David Marcus, Head of Calibra: Libra Won’t Compete with Central Banks

David Marcus, Head of Calibra: Libra Won’t Compete with Central Banks

David Marcus, head of Calibra, attempted to dispel concerns about Libra during Tuesday’s hearing before the US Senate Banking Committee. In the hearing speech, Marcus shed more light on the general direction Libra was taking, regarding its legal status and approach to privacy.

Regarding the potential for Libra to become a private currency and compete with sovereign monetary policy by creating a secondary economy, Marcus stated this will not be the case:

“It [the Libra Association] will work with the Federal Reserve and other central banks to make sure Libra does not compete with sovereign currencies or interfere with monetary policy. Monetary policy is properly the province of central banks.”

The other concern about Libra is that it will honor the Bank Secrecy Act, as well as customer screening (KYC) and anti-money-laundering (AML) procedures. The Libra Association will run under the oversight of Switzerland’s financial regulator, the Financial Market Authority (FINMA).

The Libra Association also plans to register with the U.S. Treasury Department’s Financial Crimes Enforcement Network (FinCEN), to comply with US-based regulations.

The third chief concern was about user privacy and data gathering, exacerbated by Facebook’s history of gathering data and the Cambridge Analytica scandal. The Calibra entity will not share user data of any kind with the Libra Association members, said Marcus.
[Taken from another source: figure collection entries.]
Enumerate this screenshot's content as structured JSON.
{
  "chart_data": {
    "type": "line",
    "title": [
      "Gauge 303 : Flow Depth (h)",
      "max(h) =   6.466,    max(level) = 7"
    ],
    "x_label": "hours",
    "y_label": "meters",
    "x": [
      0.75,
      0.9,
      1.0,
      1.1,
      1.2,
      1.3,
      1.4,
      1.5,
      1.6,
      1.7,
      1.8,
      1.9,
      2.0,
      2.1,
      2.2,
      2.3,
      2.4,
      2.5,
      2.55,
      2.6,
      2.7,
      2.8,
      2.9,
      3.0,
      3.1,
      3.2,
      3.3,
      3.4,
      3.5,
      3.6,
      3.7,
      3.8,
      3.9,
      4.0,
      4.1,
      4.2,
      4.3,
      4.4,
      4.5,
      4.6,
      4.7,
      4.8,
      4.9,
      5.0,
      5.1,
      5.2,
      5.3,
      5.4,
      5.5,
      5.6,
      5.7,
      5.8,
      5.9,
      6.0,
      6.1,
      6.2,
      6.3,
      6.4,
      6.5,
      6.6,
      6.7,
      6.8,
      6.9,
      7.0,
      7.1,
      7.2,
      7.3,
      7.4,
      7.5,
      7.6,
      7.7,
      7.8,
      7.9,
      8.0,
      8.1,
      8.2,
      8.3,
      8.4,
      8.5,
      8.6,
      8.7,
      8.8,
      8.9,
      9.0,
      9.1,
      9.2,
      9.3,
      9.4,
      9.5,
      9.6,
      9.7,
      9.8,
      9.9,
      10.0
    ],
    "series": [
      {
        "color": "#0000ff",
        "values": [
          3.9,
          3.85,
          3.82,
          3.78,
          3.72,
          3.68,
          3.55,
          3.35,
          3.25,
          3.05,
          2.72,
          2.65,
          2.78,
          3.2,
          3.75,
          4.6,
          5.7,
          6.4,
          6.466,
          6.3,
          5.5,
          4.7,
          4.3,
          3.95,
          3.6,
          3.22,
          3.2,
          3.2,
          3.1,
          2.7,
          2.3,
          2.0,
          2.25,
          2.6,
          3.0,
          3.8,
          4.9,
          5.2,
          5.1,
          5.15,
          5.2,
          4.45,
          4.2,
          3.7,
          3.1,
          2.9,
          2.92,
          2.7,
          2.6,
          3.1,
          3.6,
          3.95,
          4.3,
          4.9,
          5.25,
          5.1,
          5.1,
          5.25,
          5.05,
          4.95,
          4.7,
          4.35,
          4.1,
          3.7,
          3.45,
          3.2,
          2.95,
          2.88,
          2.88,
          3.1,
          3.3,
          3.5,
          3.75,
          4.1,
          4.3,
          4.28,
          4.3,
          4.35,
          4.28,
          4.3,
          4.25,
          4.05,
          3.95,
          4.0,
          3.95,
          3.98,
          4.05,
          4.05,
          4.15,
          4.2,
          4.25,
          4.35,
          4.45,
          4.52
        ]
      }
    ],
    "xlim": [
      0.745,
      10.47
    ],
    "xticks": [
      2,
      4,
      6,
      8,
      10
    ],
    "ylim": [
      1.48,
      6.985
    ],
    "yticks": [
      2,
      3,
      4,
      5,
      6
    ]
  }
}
“The Association will not separately hold any personal data on people who use the blockchain, no matter how it otherwise could be collected, and will not run any infrastructure. As a result, the Association cannot, and will not, monetize data on the blockchain,” he said.

Presumably, the KYC data will be separate from blockchain usage data, which will only reveal the public addresses and the transaction.

For now, it is still uncertain whether Facebook’s drive to issue a digital asset would have a positive or negative effect on existing digital coins. The chief fears are that there may be even stricter regulations for all types of digital assets. However, the optimistic position is that Libra will help the case for digital assets.